What transpired as a result was months and months filled with constant body scans, at-home testing and monitoring, and daily research in which I would diagnose myself with the worst possible outcome. I often thought to myself, “If I have seen firsthand the worst of circumstances experienced by the closest people to my heart, then how could they not happen to me, too?” In the midst of being thrown disquieting loss after loss, I became easily and increasingly aware of my own morality, the preciousness of life, and the anticipation of yet more devastating news.
In my grief, I grew to understand that anxiety can present itself in many different ways. Personally, it is now something I feel in my body well before I become aware of its existence mentally. It will start with slight shortness of breath, a bruise that simply will not fade, or soreness that is not typically present, and my anxiety and I journey down a rabbit hole of possible ends to my story or unfathomable death sentences. I cry to my loved ones out of true fear and exhausting anguish, only to leave many moments feeling spent and helpless.
Heath anxiety feels as if my mind can’t trust my body, and my body can’t trust my mind. In each and every scenario, it creates a false narrative in which the ending is always dismal. I have spent so much time worrying about outcomes that are not truly rooted in reality, leading to more and more days that are captivated by lost time.
Yet, in the valleys of this challenge that only seeks to rob me of my present joy, I have learned to ground myself in patience and quiet prayer. It is in these times where I grow even more thankful to simply be alive — to be alive in the home of a body that I trust works to heal me, from the inside out, each and every day and through every painful experience I will walk through.

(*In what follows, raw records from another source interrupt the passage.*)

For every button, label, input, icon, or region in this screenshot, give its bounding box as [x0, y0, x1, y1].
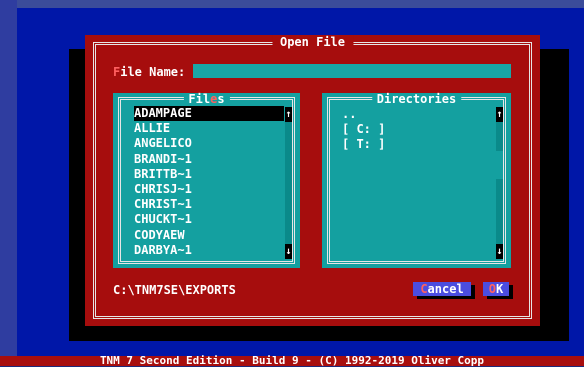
directories-panel-title: Directories [371, 93, 462, 105]
cancel-button[interactable]: Cancel [413, 282, 471, 296]
directories-list[interactable]: ..[ C: ][ T: ] [342, 107, 385, 153]
file-item[interactable]: DARBYA~1 [134, 243, 284, 258]
filename-label: File Name: [113, 65, 185, 79]
directories-scroll-track[interactable] [496, 122, 503, 244]
file-item[interactable]: BRANDI~1 [134, 152, 284, 167]
directories-scroll-gap [496, 151, 503, 179]
file-item[interactable]: CHUCKT~1 [134, 212, 284, 227]
files-title-pre: Fil [188, 92, 211, 106]
down-arrow-icon[interactable]: ↓ [285, 244, 292, 259]
top-strip [0, 0, 584, 8]
directories-scrollbar[interactable]: ↑ ↓ [496, 107, 503, 259]
directories-panel: Directories ..[ C: ][ T: ] ↑ ↓ [322, 93, 511, 268]
filename-label-text: ile Name: [120, 65, 186, 79]
files-scroll-track[interactable] [285, 122, 292, 244]
files-title-hotkey: e [210, 92, 218, 106]
file-item[interactable]: ALLIE [134, 121, 284, 136]
files-title-post: s [217, 92, 225, 106]
files-panel: Files ADAMPAGE ALLIE ANGELICO BRANDI~1 BRITT… [113, 93, 300, 268]
down-arrow-icon[interactable]: ↓ [496, 244, 503, 259]
directory-item[interactable]: [ T: ] [342, 137, 385, 152]
status-bar: TNM 7 Second Edition - Build 9 - (C) 199… [0, 354, 584, 367]
ok-label: K [496, 282, 504, 296]
files-panel-title: Files [183, 92, 230, 106]
up-arrow-icon[interactable]: ↑ [496, 107, 503, 122]
directory-item[interactable]: [ C: ] [342, 122, 385, 137]
current-path: C:\TNM7SE\EXPORTS [113, 283, 236, 297]
cancel-hotkey: C [420, 282, 428, 296]
files-scrollbar[interactable]: ↑ ↓ [285, 107, 292, 259]
ok-button[interactable]: OK [483, 282, 509, 296]
up-arrow-icon[interactable]: ↑ [285, 107, 292, 122]
files-list[interactable]: ADAMPAGE ALLIE ANGELICO BRANDI~1 BRITTB~1 CHR… [134, 106, 284, 258]
left-strip [0, 0, 17, 356]
open-file-dialog: Open File File Name: Files ADAMPAGE ALLIE… [85, 35, 540, 326]
file-item[interactable]: CODYAEW [134, 228, 284, 243]
dialog-title: Open File [271, 35, 354, 49]
cancel-label: ancel [427, 282, 464, 296]
file-item[interactable]: ANGELICO [134, 136, 284, 151]
status-text: TNM 7 Second Edition - Build 9 - (C) 199… [99, 354, 485, 367]
file-item[interactable]: CHRIST~1 [134, 197, 284, 212]
filename-input[interactable] [193, 64, 511, 78]
ok-hotkey: O [488, 282, 496, 296]
file-item-selected[interactable]: ADAMPAGE [134, 106, 284, 122]
file-item[interactable]: BRITTB~1 [134, 167, 284, 182]
file-item[interactable]: CHRISJ~1 [134, 182, 284, 197]
directory-item[interactable]: .. [342, 107, 385, 122]
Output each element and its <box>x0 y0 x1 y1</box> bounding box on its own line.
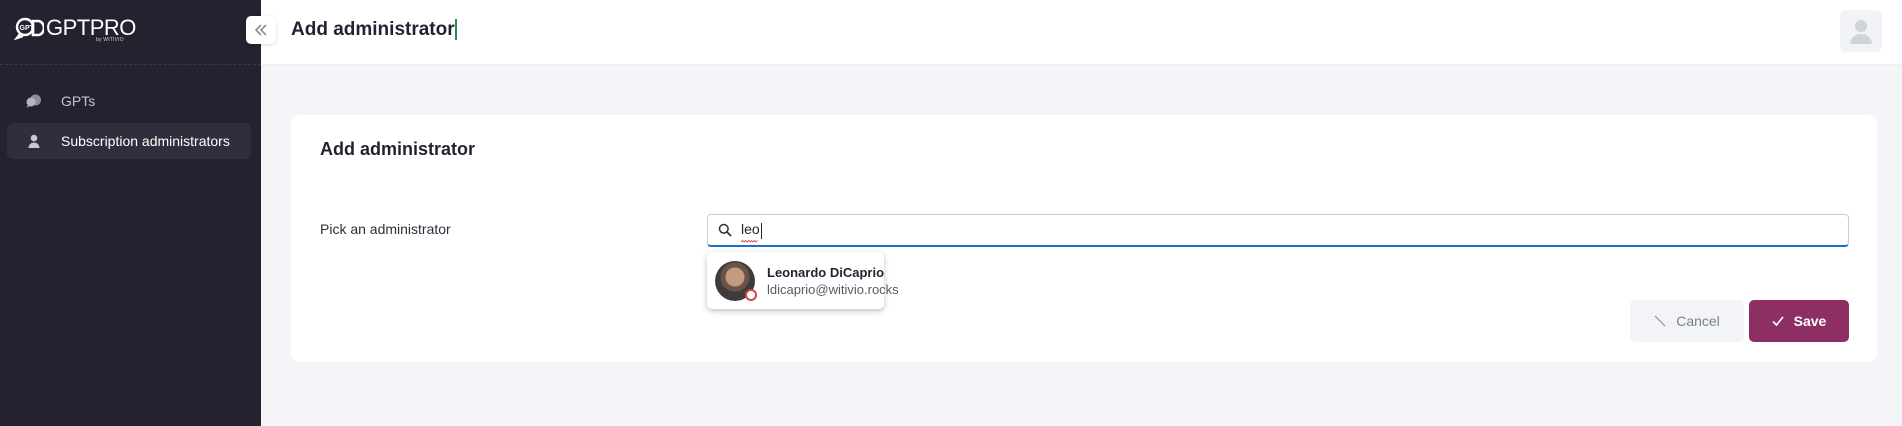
sidebar-item-label: Subscription administrators <box>61 133 230 149</box>
chat-bubbles-icon <box>26 93 42 109</box>
add-administrator-card: Add administrator Pick an administrator … <box>291 115 1877 362</box>
spellcheck-underline <box>741 239 758 243</box>
search-result-item[interactable]: Leonardo DiCaprio ldicaprio@witivio.rock… <box>707 252 899 309</box>
save-button[interactable]: Save <box>1749 300 1849 342</box>
search-icon <box>718 223 732 237</box>
double-chevron-left-icon <box>254 24 268 36</box>
page-title: Add administrator <box>291 19 455 40</box>
card-title: Add administrator <box>320 139 476 159</box>
collapse-sidebar-button[interactable] <box>246 16 276 44</box>
title-accent-bar <box>455 19 457 40</box>
sidebar-item-label: GPTs <box>61 93 96 109</box>
brand-logo[interactable]: GPT GPTPRO by WITIVIO <box>13 16 136 44</box>
result-avatar <box>715 260 757 301</box>
cancel-button[interactable]: Cancel <box>1630 300 1744 342</box>
top-header: Add administrator <box>261 0 1902 64</box>
pick-administrator-label: Pick an administrator <box>320 221 451 237</box>
person-icon <box>26 133 42 149</box>
administrator-search-input[interactable]: leo <box>707 214 1849 247</box>
sidebar-item-gpts[interactable]: GPTs <box>7 83 251 119</box>
cancel-label: Cancel <box>1676 313 1720 329</box>
text-caret <box>760 222 762 239</box>
result-name: Leonardo DiCaprio <box>767 264 885 280</box>
search-results-dropdown: Leonardo DiCaprio ldicaprio@witivio.rock… <box>707 252 899 309</box>
gptpro-logo-icon: GPT <box>13 16 46 41</box>
brand-sub: by WITIVIO <box>96 37 124 43</box>
search-text: leo <box>741 221 760 238</box>
result-email: ldicaprio@witivio.rocks <box>767 281 899 297</box>
user-avatar-button[interactable] <box>1840 10 1882 52</box>
user-avatar-icon <box>1849 18 1873 44</box>
sidebar-divider <box>0 64 261 65</box>
checkmark-icon <box>1772 315 1784 327</box>
search-value: leo <box>741 221 762 243</box>
sidebar-item-subscription-administrators[interactable]: Subscription administrators <box>7 123 251 159</box>
presence-status-badge <box>745 288 757 301</box>
slash-icon <box>1654 315 1666 327</box>
sidebar: GPT GPTPRO by WITIVIO GPTs Subscription … <box>0 0 261 426</box>
save-label: Save <box>1793 313 1827 329</box>
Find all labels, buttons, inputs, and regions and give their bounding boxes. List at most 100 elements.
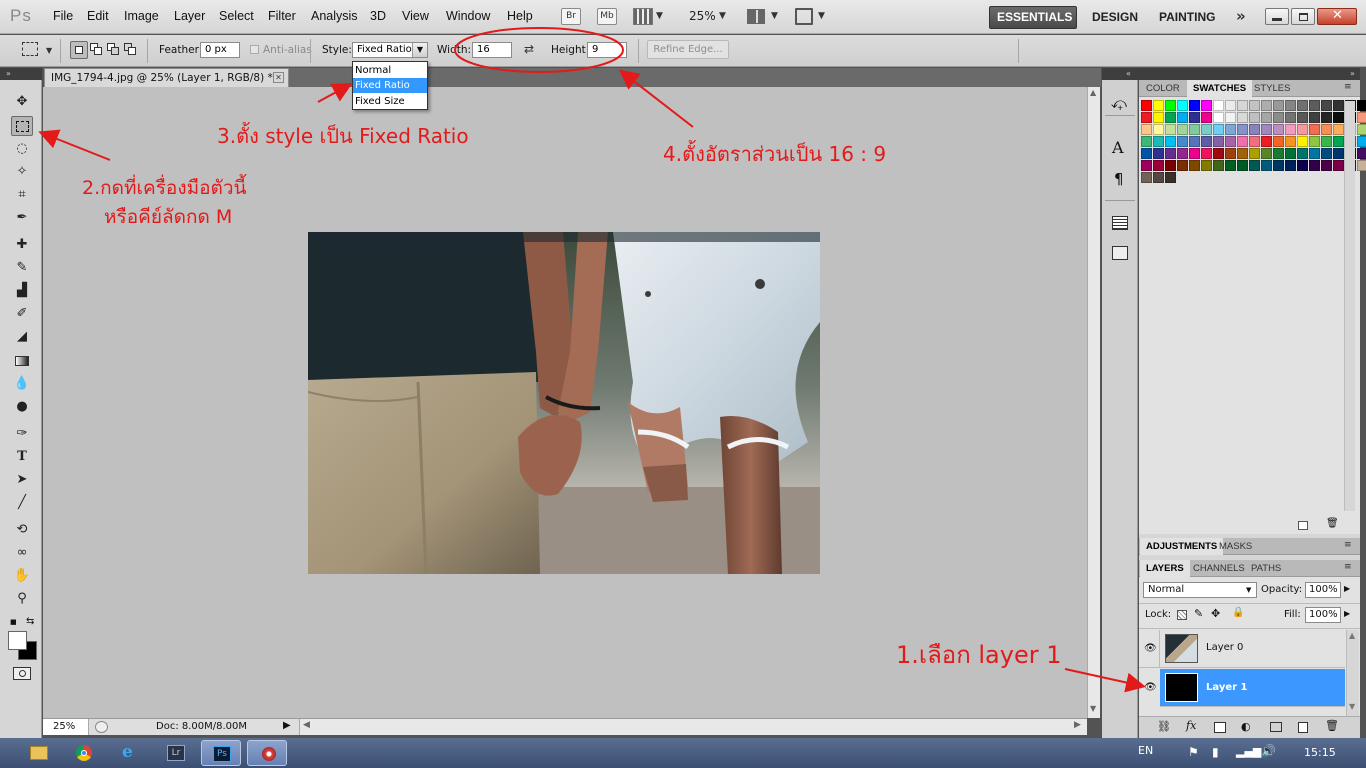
status-menu-arrow-icon[interactable]: ▶: [283, 720, 291, 731]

I reflect on how lucky and blessed I am to have a vessel that greets me gently, that works to calm me, and that has been present for me all along. It is here where I accept that my fear is haunting me, my worry is tormenting me, and truly, all I have to continue practicing is trusting in the natural, peaceful, and harmonious remedies built in the fabric of our very beings.
In even the most panic-induced moments, I seek to remind myself to trust more in God’s beautiful plan. The more I do so, the more I secure my faith in the still moments where I begin to heal myself from the pain of a mind that has been instructed to always look for danger around every corner. It is in this searching where I am reminded that anxiety robs my precious joy that exists so graciously in the gift of this life, which, day after day, only ends up tearing apart my promising future.
If I could return to the most challenging moments in my journey with health anxiety, I would remind myself of this: celebrate joy, even in the smallest moments and memories. Honor your story without the slightest sense of shame. Walk through your valleys, head held high towards God, who has naturally written your story with grace, peace, and hope. Trust in the beauty and optimism of this dear life and simply enjoy the opportunities you have to bring a little more light into it. You will not only survive your greatest anxieties, but you will also learn how to rise above them.